Pittsburgh Board of Education
Administrative Building

  • Pittsburgh, Pennsylvania
  • Completed 1938
  • New Construction

The neighborhood of Oakland is the academic and healthcare center of Pittsburgh. Within this neighborhood resides the Pittsburgh Board of Education Administration Building. This building is an integral part of the Schenley Farms National Register Historic District which was designated July 22, 1983.  The district includes residences and 24 commercial, religious, and institutional buildings that are designed in the Beaux Arts style of architecture, and is a grand display of the history and styles of European architecture. Ingham & Boyd also designed two additional buildings located within the district, the Western Pennsylvania Historical Society and the United Presbyterian Church. There is elegance to this part of the city with its large boulevards, green spaces, and dense collection of Beaux-Arts architecture, making one feel they are strolling the streets of a European city.

In 2014, IKM was awarded with an AIA Timeless Award and was a “wonderful example of the City Beautiful movement, which characterizes the Oakland neighborhood.”

The facility depicts a version of Italian High Renaissance palace architecture in material from a scholarly period when pleasure, rather than excitement or profundity, was the architect’s objective. A grand four story, thirteen by four bay Italian palazzo with widely spaced fenestration on the exterior elevations is contrasted by a well-lit interior courtyard. The hip roof is adorned with terra-cotta tiles and small room-sized projections at the center of the west façade.

The fifth story is an attic story with square single sash paired windows in architrave frames; corner windows are oculars with ornate frames. Stone corner quoins and quoin strips delineate each bay. The third and fourth stories are adorned with rectangular recessed casement windows, and an architrave belt course above the third story and below the second. Third story windows have brackets supporting projecting sills with corner windows that are two stories – French doors with transoms, pediments, and stone balustrades.

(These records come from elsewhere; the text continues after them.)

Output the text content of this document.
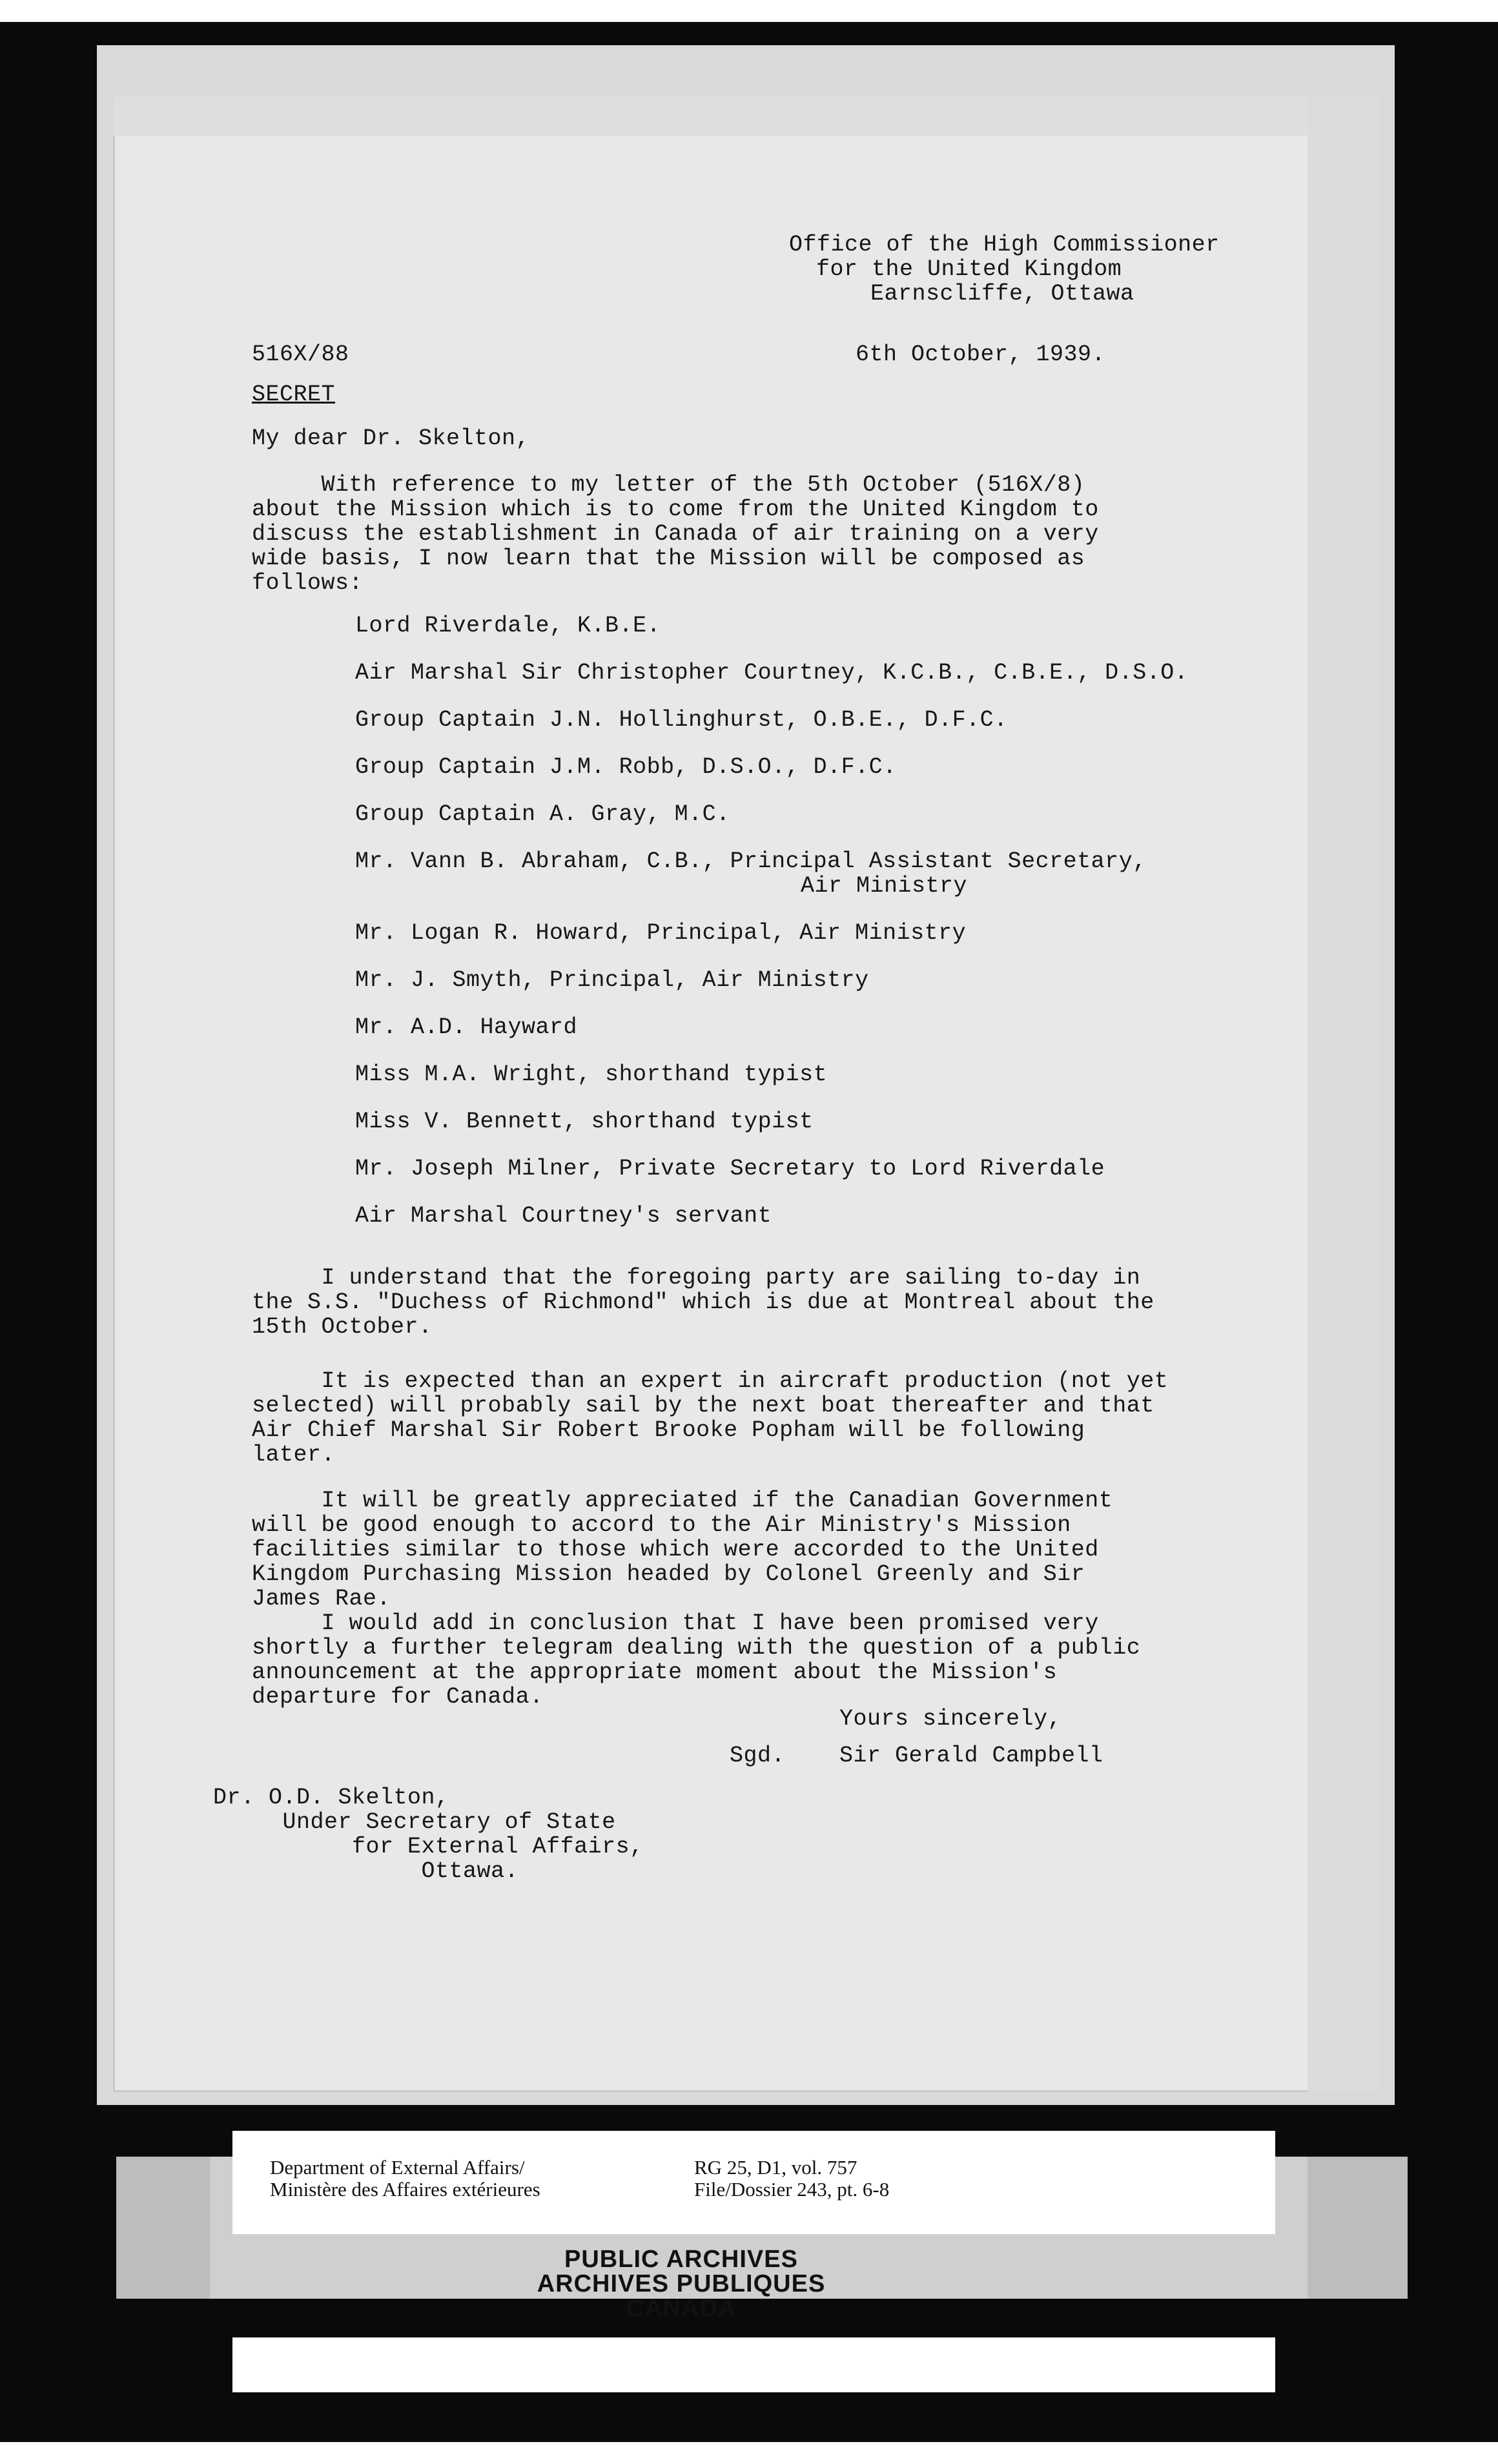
Office of the High Commissioner
for the United Kingdom
Earnscliffe, Ottawa
516X/88	6th October, 1939.
SECRET
My dear Dr. Skelton,
With reference to my letter of the 5th October (516X/8)
about the Mission which is to come from the United Kingdom to
discuss the establishment in Canada of air training on a very
wide basis, I now learn that the Mission will be composed as
follows:
Lord Riverdale, K.B.E.
Air Marshal Sir Christopher Courtney, K.C.B., C.B.E., D.S.O.
Group Captain J.N. Hollinghurst, O.B.E., D.F.C.
Group Captain J.M. Robb, D.S.O., D.F.C.
Group Captain A. Gray, M.C.
Mr. Vann B. Abraham, C.B., Principal Assistant Secretary,
Air Ministry
Mr. Logan R. Howard, Principal, Air Ministry
Mr. J. Smyth, Principal, Air Ministry
Mr. A.D. Hayward
Miss M.A. Wright, shorthand typist
Miss V. Bennett, shorthand typist
Mr. Joseph Milner, Private Secretary to Lord Riverdale
Air Marshal Courtney's servant
I understand that the foregoing party are sailing to-day in
the S.S. "Duchess of Richmond" which is due at Montreal about the
15th October.
It is expected than an expert in aircraft production (not yet
selected) will probably sail by the next boat thereafter and that
Air Chief Marshal Sir Robert Brooke Popham will be following
later.
It will be greatly appreciated if the Canadian Government
will be good enough to accord to the Air Ministry's Mission
facilities similar to those which were accorded to the United
Kingdom Purchasing Mission headed by Colonel Greenly and Sir
James Rae.
I would add in conclusion that I have been promised very
shortly a further telegram dealing with the question of a public
announcement at the appropriate moment about the Mission's
departure for Canada.
Yours sincerely,
Sgd. Sir Gerald Campbell
Dr. O.D. Skelton,
Under Secretary of State
for External Affairs,
Ottawa.
Department of External Affairs/
Ministère des Affaires extérieures
RG 25, D1, vol. 757
File/Dossier 243, pt. 6-8
PUBLIC ARCHIVES
ARCHIVES PUBLIQUES
CANADA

The first and second stories have random-coursed smooth-faced ashlar, with windows again recessed casement style or sliding sash.  A central entry has stilted arched transoms with metal grillwork and double-glass doors with sidelights.  Stones are splayed in the arch above the door and wrought iron lamps flank the simple entry. The south elevation has a patio with stone balustrades punctuated by large foliated urns. The third and fourth stories on the south elevation have a grand triple-arched French window arrangement.

Ingham & Boyd spaced the exterior facade windows far apart in the Italian manner; in the well-lit large central garden court the windows are much closer to bring daylight into the offices. The design strategies of day-lighting and passive cooling have been reconsidered and utilize the current resurgence in sustainable best practices. On a summer afternoon, the green cortile with its central fountain is a charming oasis removed from the heat and the heavy traffic of the Oakland streets.